September 16, 2021 6:19 pm

What is the Fair Credit Reporting Act?

What does it mean to have good or bad credit?

Having good credit means that according to your past creditors, your record is clean. You made payments, and paid off Credit Repair Blueprint your past debts satisfactorily. Having bad credit is just the opposite. Your record shows that you have not paid off your past debts as agreed. This could mean late payments, collections, non-pays etc… This information is held at the “credit bureau”, and is provided to those businesses that request it.

What is the Fair Credit Reporting Act?

The Fair Credit Reporting Act is the federal law that governs credit bureaus. The law was written to protect consumers from the obvious power that credit bureaus can have over their lives.
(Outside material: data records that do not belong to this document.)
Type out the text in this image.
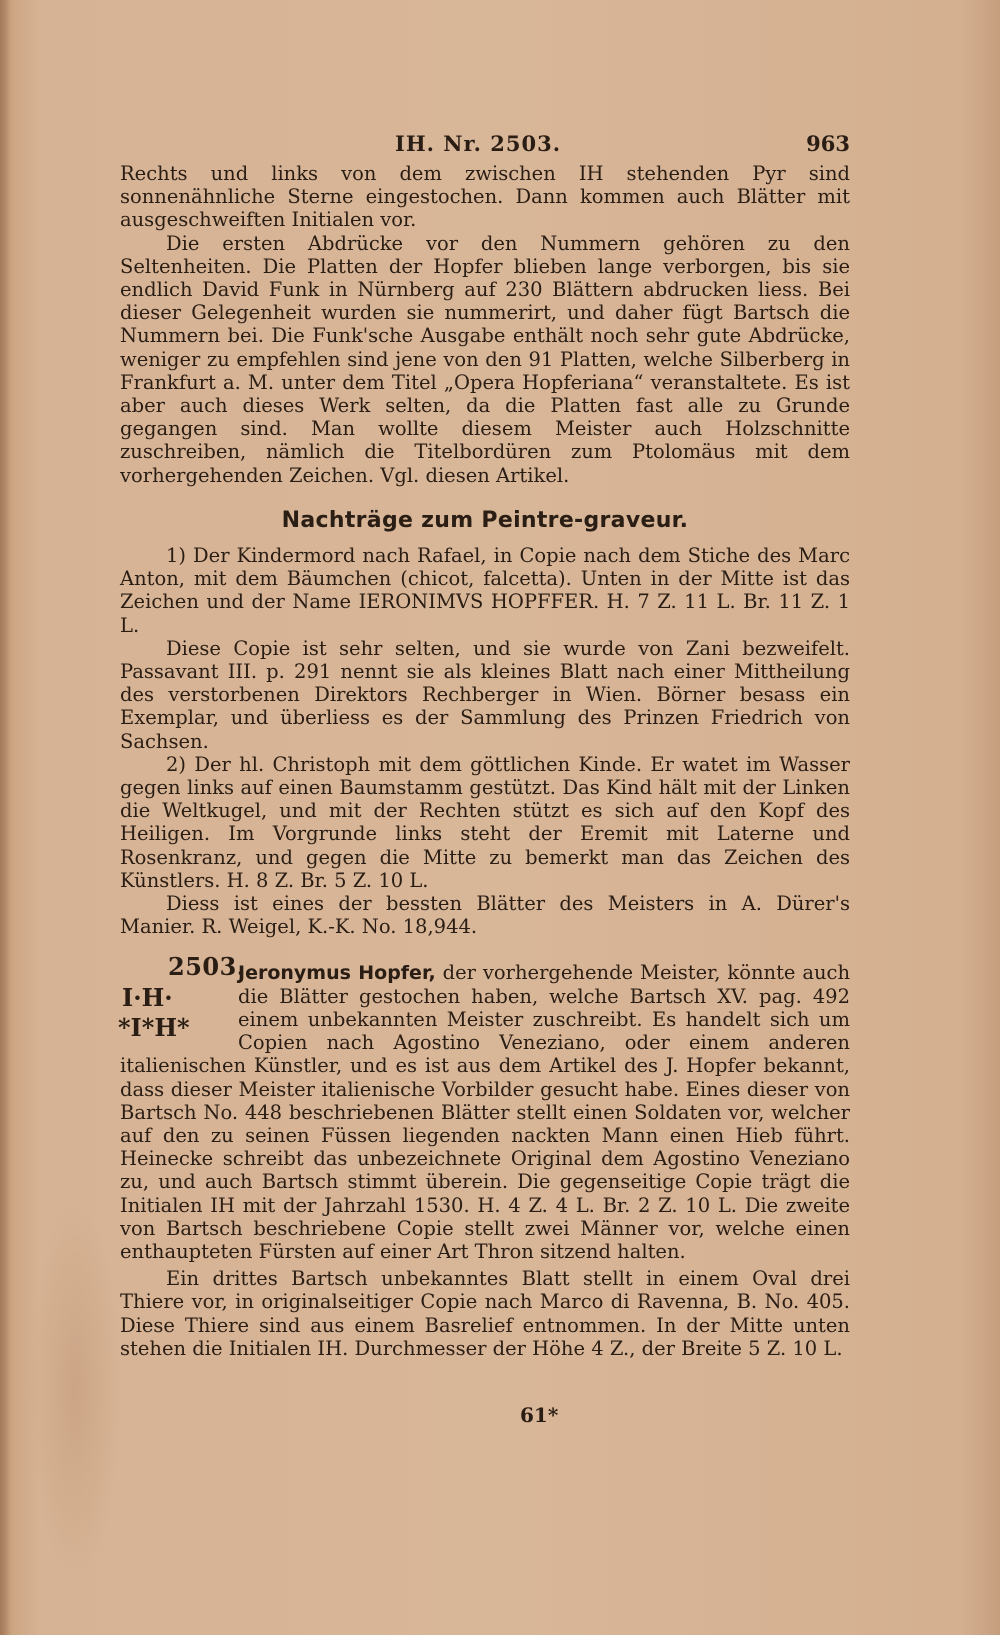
IH. Nr. 2503.	963

Rechts und links von dem zwischen IH stehenden Pyr sind sonnenähnliche Sterne eingestochen. Dann kommen auch Blätter mit ausgeschweiften Initialen vor.

Die ersten Abdrücke vor den Nummern gehören zu den Seltenheiten. Die Platten der Hopfer blieben lange verborgen, bis sie endlich David Funk in Nürnberg auf 230 Blättern abdrucken liess. Bei dieser Gelegenheit wurden sie nummerirt, und daher fügt Bartsch die Nummern bei. Die Funk'sche Ausgabe enthält noch sehr gute Abdrücke, weniger zu empfehlen sind jene von den 91 Platten, welche Silberberg in Frankfurt a. M. unter dem Titel „Opera Hopferiana“ veranstaltete. Es ist aber auch dieses Werk selten, da die Platten fast alle zu Grunde gegangen sind. Man wollte diesem Meister auch Holzschnitte zuschreiben, nämlich die Titelbordüren zum Ptolomäus mit dem vorhergehenden Zeichen. Vgl. diesen Artikel.

Nachträge zum Peintre-graveur.

1) Der Kindermord nach Rafael, in Copie nach dem Stiche des Marc Anton, mit dem Bäumchen (chicot, falcetta). Unten in der Mitte ist das Zeichen und der Name IERONIMVS HOPFFER. H. 7 Z. 11 L. Br. 11 Z. 1 L.

Diese Copie ist sehr selten, und sie wurde von Zani bezweifelt. Passavant III. p. 291 nennt sie als kleines Blatt nach einer Mittheilung des verstorbenen Direktors Rechberger in Wien. Börner besass ein Exemplar, und überliess es der Sammlung des Prinzen Friedrich von Sachsen.

2) Der hl. Christoph mit dem göttlichen Kinde. Er watet im Wasser gegen links auf einen Baumstamm gestützt. Das Kind hält mit der Linken die Weltkugel, und mit der Rechten stützt es sich auf den Kopf des Heiligen. Im Vorgrunde links steht der Eremit mit Laterne und Rosenkranz, und gegen die Mitte zu bemerkt man das Zeichen des Künstlers. H. 8 Z. Br. 5 Z. 10 L.

Diess ist eines der bessten Blätter des Meisters in A. Dürer's Manier. R. Weigel, K.-K. No. 18,944.

2503.
I·H·
*I*H*

Jeronymus Hopfer, der vorhergehende Meister, könnte auch die Blätter gestochen haben, welche Bartsch XV. pag. 492 einem unbekannten Meister zuschreibt. Es handelt sich um Copien nach Agostino Veneziano, oder einem anderen italienischen Künstler, und es ist aus dem Artikel des J. Hopfer bekannt, dass dieser Meister italienische Vorbilder gesucht habe. Eines dieser von Bartsch No. 448 beschriebenen Blätter stellt einen Soldaten vor, welcher auf den zu seinen Füssen liegenden nackten Mann einen Hieb führt. Heinecke schreibt das unbezeichnete Original dem Agostino Veneziano zu, und auch Bartsch stimmt überein. Die gegenseitige Copie trägt die Initialen IH mit der Jahrzahl 1530. H. 4 Z. 4 L. Br. 2 Z. 10 L. Die zweite von Bartsch beschriebene Copie stellt zwei Männer vor, welche einen enthaupteten Fürsten auf einer Art Thron sitzend halten.

Ein drittes Bartsch unbekanntes Blatt stellt in einem Oval drei Thiere vor, in originalseitiger Copie nach Marco di Ravenna, B. No. 405. Diese Thiere sind aus einem Basrelief entnommen. In der Mitte unten stehen die Initialen IH. Durchmesser der Höhe 4 Z., der Breite 5 Z. 10 L.

61*
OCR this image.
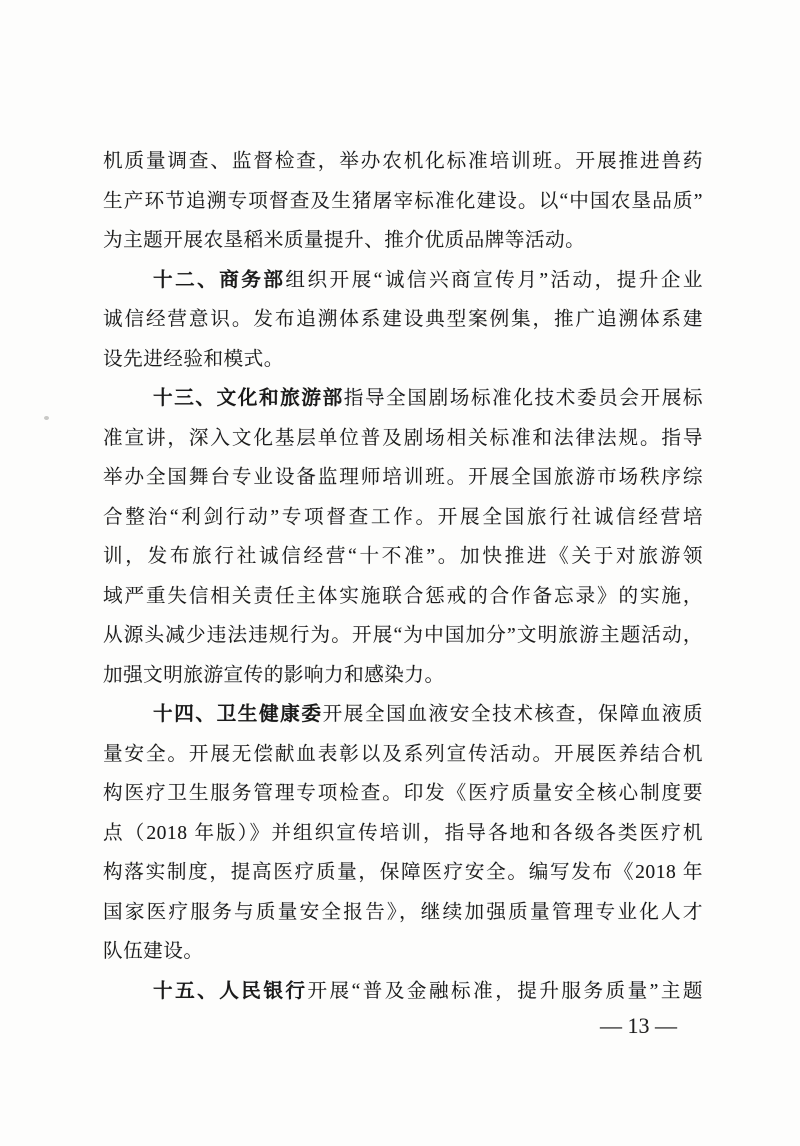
机质量调查、监督检查，举办农机化标准培训班。开展推进兽药
生产环节追溯专项督查及生猪屠宰标准化建设。以“中国农垦品质”
为主题开展农垦稻米质量提升、推介优质品牌等活动。
十二、商务部组织开展“诚信兴商宣传月”活动，提升企业
诚信经营意识。发布追溯体系建设典型案例集，推广追溯体系建
设先进经验和模式。
十三、文化和旅游部指导全国剧场标准化技术委员会开展标
准宣讲，深入文化基层单位普及剧场相关标准和法律法规。指导
举办全国舞台专业设备监理师培训班。开展全国旅游市场秩序综
合整治“利剑行动”专项督查工作。开展全国旅行社诚信经营培
训，发布旅行社诚信经营“十不准”。加快推进《关于对旅游领
域严重失信相关责任主体实施联合惩戒的合作备忘录》的实施，
从源头减少违法违规行为。开展“为中国加分”文明旅游主题活动，
加强文明旅游宣传的影响力和感染力。
十四、卫生健康委开展全国血液安全技术核查，保障血液质
量安全。开展无偿献血表彰以及系列宣传活动。开展医养结合机
构医疗卫生服务管理专项检查。印发《医疗质量安全核心制度要
点（2018 年版）》并组织宣传培训，指导各地和各级各类医疗机
构落实制度，提高医疗质量，保障医疗安全。编写发布《2018 年
国家医疗服务与质量安全报告》，继续加强质量管理专业化人才
队伍建设。
十五、人民银行开展“普及金融标准，提升服务质量”主题
— 13 —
Do I have a right to know what my credit report says about me?

Yes, the Fair Credit Reporting Act guarantees you that right. This law also gives you the right to obtain a copy of your report for free, with a letter of denial of credit, if that denial of credit was due to information found on your credit report.

What is on my report?

Your credit report contains information about your credit card accounts, loans, charge accounts, and items of public record such as bankruptcies, tax liens, and judgments. It will list each account on record, who the account was with, how much was borrowed, how much was paid, and how timely the payments were made. It will also list any accounts sent to collection agencies, accounts not paid in full, and defaulted loans.

Who has access to my report?

According to the Fair Credit Reporting Act, anyone with a “legitimate business need”. However, in most cases the report is only provided to credit grantors, employers or prospective employers, landlords, and insurance underwriters.

Are ALL of my accounts listed on my credit report?

Probably not. Businesses have a right (but not the obligation) to report to any or all credit bureaus, at their discretion. Your previous credit grantors might have reported your credit experience to just one credit bureau, all three large credit bureaus, or they might not have reported it to any credit bureau. However, most large credit grantors report to TRW, TransUnion, or Equifax.

What will it cost me to get a copy of my report?

You can acquire a report from the credit reporting agencies below for free. If you’re located in the United States and Canada, you can do this once a year. You also may obtain a free copy of your report from any credit bureau that provided information that caused you to be turned down for credit.

For complete, up to date information how to receive a copy of your credit report, you may contact the three largest credit bureaus directly at:

TRW (800) 392-1122 Trans Union (714) 738-3800 Equifax (800) 685-1111

This information is provided for informational purposes only. The author assumes No liability. You should retain professional legal or financial assistance if required.